#!/usr/bin/env python
# coding: utf-8
#
#
# This notebook is an element of the [risk-engineering.org courseware](https://risk-engineering.org/). It can be distributed under the terms of the [Creative Commons Attribution-ShareAlike licence](https://creativecommons.org/licenses/by-sa/4.0/).
#
# Author: Eric Marsden .
#
# ---
#
# In this notebook, we illustrate NumPy features for working with correlated data. Check the [associated lecture slides](https://risk-engineering.org/correlation/) for background material and to download this content as a Jupyter/Python notebook.
# # Linear correlation
# In[18]:
import numpy
import matplotlib.pyplot as plt
import scipy.stats
plt.style.use("bmh")
get_ipython().run_line_magic('config', 'InlineBackend.figure_formats=["svg"]')
# In[19]:
X = numpy.random.normal(10, 1, 100)
X
# In[20]:
Y = -X + numpy.random.normal(0, 1, 100)
# In[21]:
plt.scatter(X, Y);
# Looking at the scatterplot above, we can see that the random variables $X$ and $Y$ are *correlated*. There are various statistical measures that allow us to quantify the degree of linear correlation. The most commonly used is [Pearson’s product-moment correlation coefficient](https://en.wikipedia.org/wiki/Pearson_product-moment_correlation_coefficient). It is available in `scipy.stats`.
# In[22]:
scipy.stats.pearsonr(X, Y)
# The first return value is the linear correlation coefficient, a value between -1 and 1 which measures the strength of the linear correlation. A value greater than 0.9 indicates a strong positive linear correlation, and a value lower than -0.9 indicates strong negative linear correlation (when $X$ increases, $Y$ decreases).
#
# (The second return value is a *p-value*, which is a measure of the confidence which can be placed in the estimation of the correlation coefficient (smaller = more confidence). It tells you the probability of an uncorrelated system producing datasets that have a Pearson correlation at least as extreme as the one computed from these datasets. Here we have a very very low p-value, so high confidence in the estimated value of the correlation coefficient.)
# ## Exercises
# **Exercise**: show that when the error in $Y$ decreases, the correlation coefficient increases.

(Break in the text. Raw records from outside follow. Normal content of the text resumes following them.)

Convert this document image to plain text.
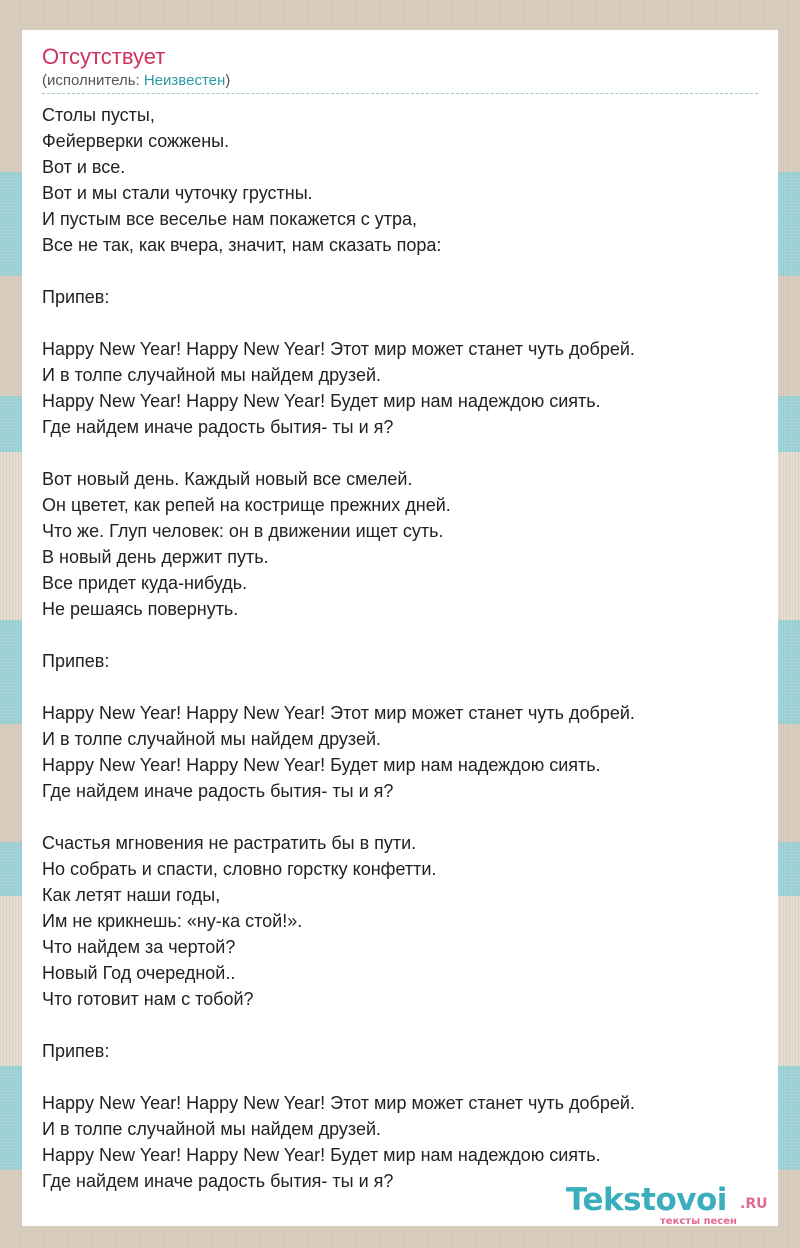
Отсутствует
(исполнитель: Неизвестен)
Столы пусты,
Фейерверки сожжены.
Вот и все.
Вот и мы стали чуточку грустны.
И пустым все веселье нам покажется с утра,
Все не так, как вчера, значит, нам сказать пора:
Припев:
Happy New Year! Happy New Year! Этот мир может станет чуть добрей.
И в толпе случайной мы найдем друзей.
Happy New Year! Happy New Year! Будет мир нам надеждою сиять.
Где найдем иначе радость бытия- ты и я?
Вот новый день. Каждый новый все смелей.
Он цветет, как репей на кострище прежних дней.
Что же. Глуп человек: он в движении ищет суть.
В новый день держит путь.
Все придет куда-нибудь.
Не решаясь повернуть.
Припев:
Happy New Year! Happy New Year! Этот мир может станет чуть добрей.
И в толпе случайной мы найдем друзей.
Happy New Year! Happy New Year! Будет мир нам надеждою сиять.
Где найдем иначе радость бытия- ты и я?
Счастья мгновения не растратить бы в пути.
Но собрать и спасти, словно горстку конфетти.
Как летят наши годы,
Им не крикнешь: «ну-ка стой!».
Что найдем за чертой?
Новый Год очередной..
Что готовит нам с тобой?
Припев:
Happy New Year! Happy New Year! Этот мир может станет чуть добрей.
И в толпе случайной мы найдем друзей.
Happy New Year! Happy New Year! Будет мир нам надеждою сиять.
Где найдем иначе радость бытия- ты и я?
Tekstovoi .RU
тексты песен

# **Exercise**: produce data and a plot with a negative correlation coefficient.
# ## Anscombe’s quartet
# Let’s examine four datasets produced by the statistician [Francis Anscombe](https://en.wikipedia.org/wiki/Frank_Anscombe) to illustrate the importance of exploring your data qualitatively (for example by plotting the data), rather than relying only on summary statistics such as the linear correlation coefficient.
# In[23]:
x = numpy.array([10, 8, 13, 9, 11, 14, 6, 4, 12, 7, 5])
y1 = numpy.array([8.04, 6.95, 7.58, 8.81, 8.33, 9.96, 7.24, 4.26, 10.84, 4.82, 5.68])

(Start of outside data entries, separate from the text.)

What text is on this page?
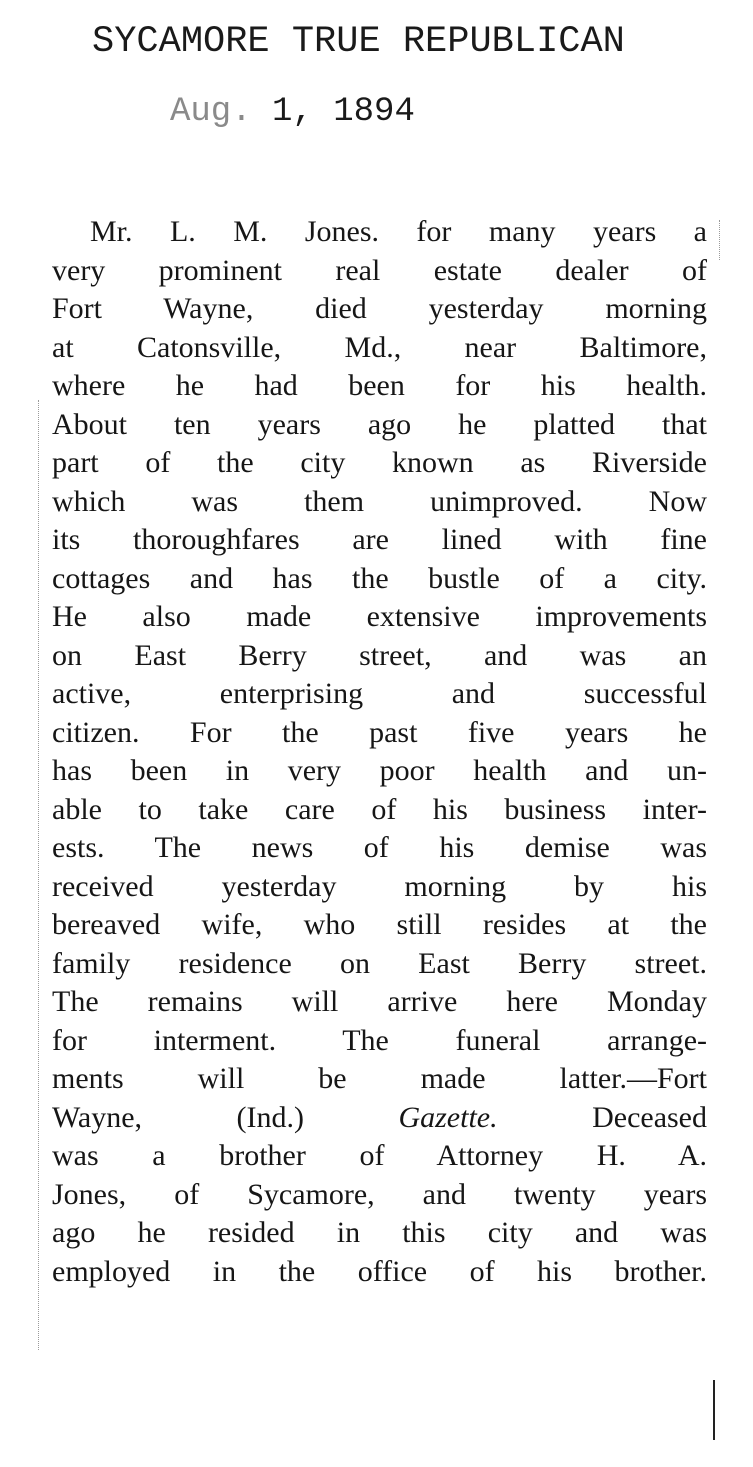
SYCAMORE TRUE REPUBLICAN
Aug. 1, 1894
Mr. L. M. Jones. for many years a
very prominent real estate dealer of
Fort Wayne, died yesterday morning
at Catonsville, Md., near Baltimore,
where he had been for his health.
About ten years ago he platted that
part of the city known as Riverside
which was them unimproved. Now
its thoroughfares are lined with fine
cottages and has the bustle of a city.
He also made extensive improvements
on East Berry street, and was an
active, enterprising and successful
citizen. For the past five years he
has been in very poor health and un-
able to take care of his business inter-
ests. The news of his demise was
received yesterday morning by his
bereaved wife, who still resides at the
family residence on East Berry street.
The remains will arrive here Monday
for interment. The funeral arrange-
ments will be made latter.—Fort
Wayne, (Ind.) Gazette. Deceased
was a brother of Attorney H. A.
Jones, of Sycamore, and twenty years
ago he resided in this city and was
employed in the office of his brother.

y2 = numpy.array([9.14, 8.14, 8.74, 8.77, 9.26, 8.10, 6.13, 3.10, 9.13, 7.26, 4.74])
y3 = numpy.array([7.46, 6.77, 12.74, 7.11, 7.81, 8.84, 6.08, 5.39, 8.15, 6.42, 5.73])
x4 = numpy.array([8,8,8,8,8,8,8,19,8,8,8])

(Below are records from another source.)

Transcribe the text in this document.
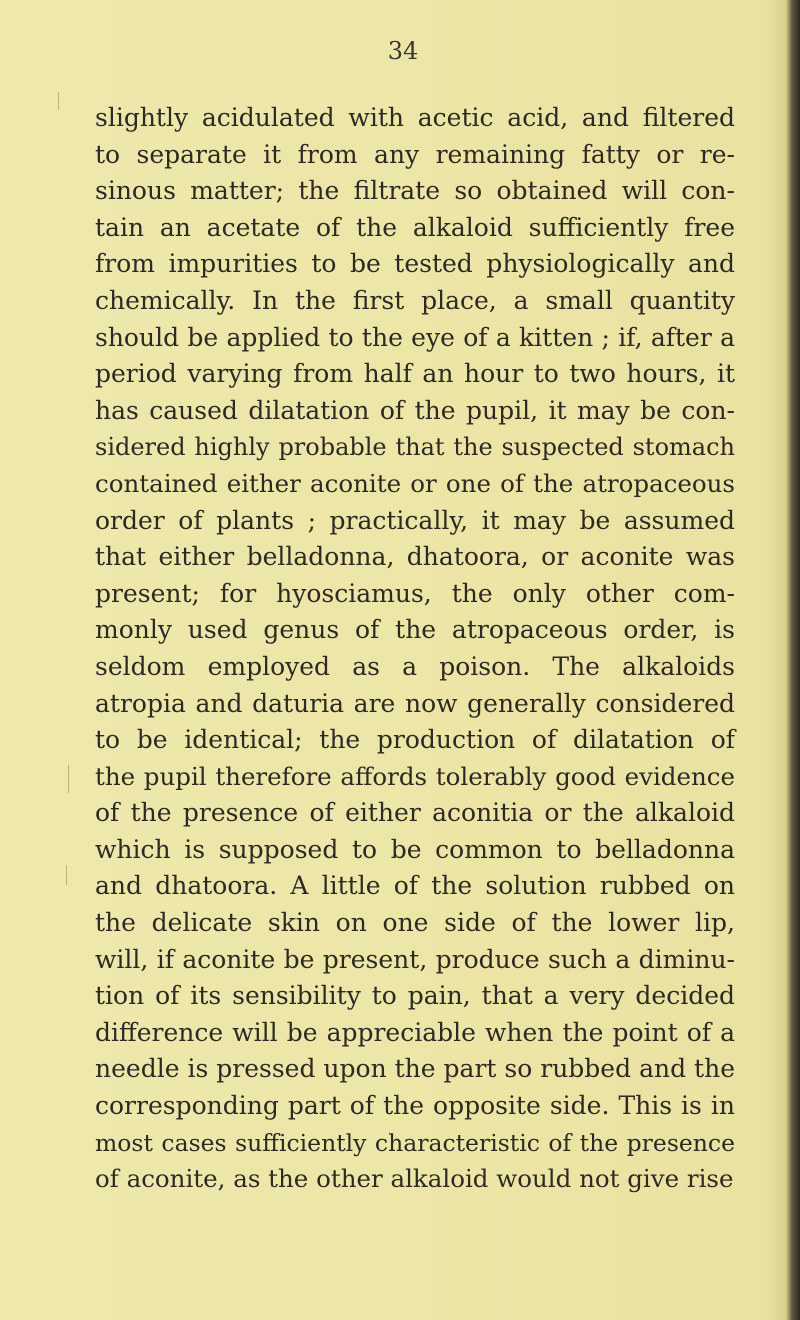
34
slightly acidulated with acetic acid, and filtered
to separate it from any remaining fatty or re-
sinous matter; the filtrate so obtained will con-
tain an acetate of the alkaloid sufficiently free
from impurities to be tested physiologically and
chemically. In the first place, a small quantity
should be applied to the eye of a kitten ; if, after a
period varying from half an hour to two hours, it
has caused dilatation of the pupil, it may be con-
sidered highly probable that the suspected stomach
contained either aconite or one of the atropaceous
order of plants ; practically, it may be assumed
that either belladonna, dhatoora, or aconite was
present; for hyosciamus, the only other com-
monly used genus of the atropaceous order, is
seldom employed as a poison. The alkaloids
atropia and daturia are now generally considered
to be identical; the production of dilatation of
the pupil therefore affords tolerably good evidence
of the presence of either aconitia or the alkaloid
which is supposed to be common to belladonna
and dhatoora. A little of the solution rubbed on
the delicate skin on one side of the lower lip,
will, if aconite be present, produce such a diminu-
tion of its sensibility to pain, that a very decided
difference will be appreciable when the point of a
needle is pressed upon the part so rubbed and the
corresponding part of the opposite side. This is in
most cases sufficiently characteristic of the presence
of aconite, as the other alkaloid would not give rise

y4 = numpy.array([6.58,5.76,7.71,8.84,8.47,7.04,5.25,12.50,5.56,7.91,6.89])
# In[24]:
plt.scatter(x, y1)
plt.title("Anscombe quartet n°1")
plt.margins(0.1)
# In[25]:
scipy.stats.pearsonr(x, y1)
# In[26]:
plt.scatter(x, y2)
plt.title("Anscombe quartet n°2")
plt.margins(0.1)
# In[27]:
scipy.stats.pearsonr(x, y2)
# In[28]:
plt.scatter(x, y3)
plt.title("Anscombe quartet n°3")
plt.margins(0.1)
# In[29]:
scipy.stats.pearsonr(x, y3)
# In[30]:
plt.scatter(x4, y4)
plt.title("Anscombe quartet n°4")
plt.margins(0.1)
# In[31]:
scipy.stats.pearsonr(x4, y4)
# Notice that the linear correlation coefficient (Pearson's $r$) of the four datasets is identical, though clearly the relationship between $X$ and $Y$ is very different in each case! This illustrates the risks of depending only on quantitative descriptors to understand your datasets: you should also use different types of plots to give you a better overview of the data.
# ## The Datasaurus
# The [Datasaurus](http://www.thefunctionalart.com/2016/08/download-datasaurus-never-trust-summary.html) provides another illustration of the importance of plotting your data to make sure it doesn't contain any surprises, rather than relying only on summary statistics.
# In[32]:
import pandas
ds = pandas.read_csv("https://risk-engineering.org/static/data/datasaurus.csv", header=None)
ds.describe()
# In[33]:
scipy.stats.pearsonr(ds[0], ds[1])
# These summary statistics don't look too nasty, but check out the data once it's plotted!
# In[34]:
plt.scatter(ds[0], ds[1]);
# [This article](https://www.autodeskresearch.com/publications/samestats) titled *Same Stats, Different Graphs: Generating Datasets with Varied Appearance and Identical Statistics through Simulated Annealing* runs a lot further with this concept.
# In[ ]: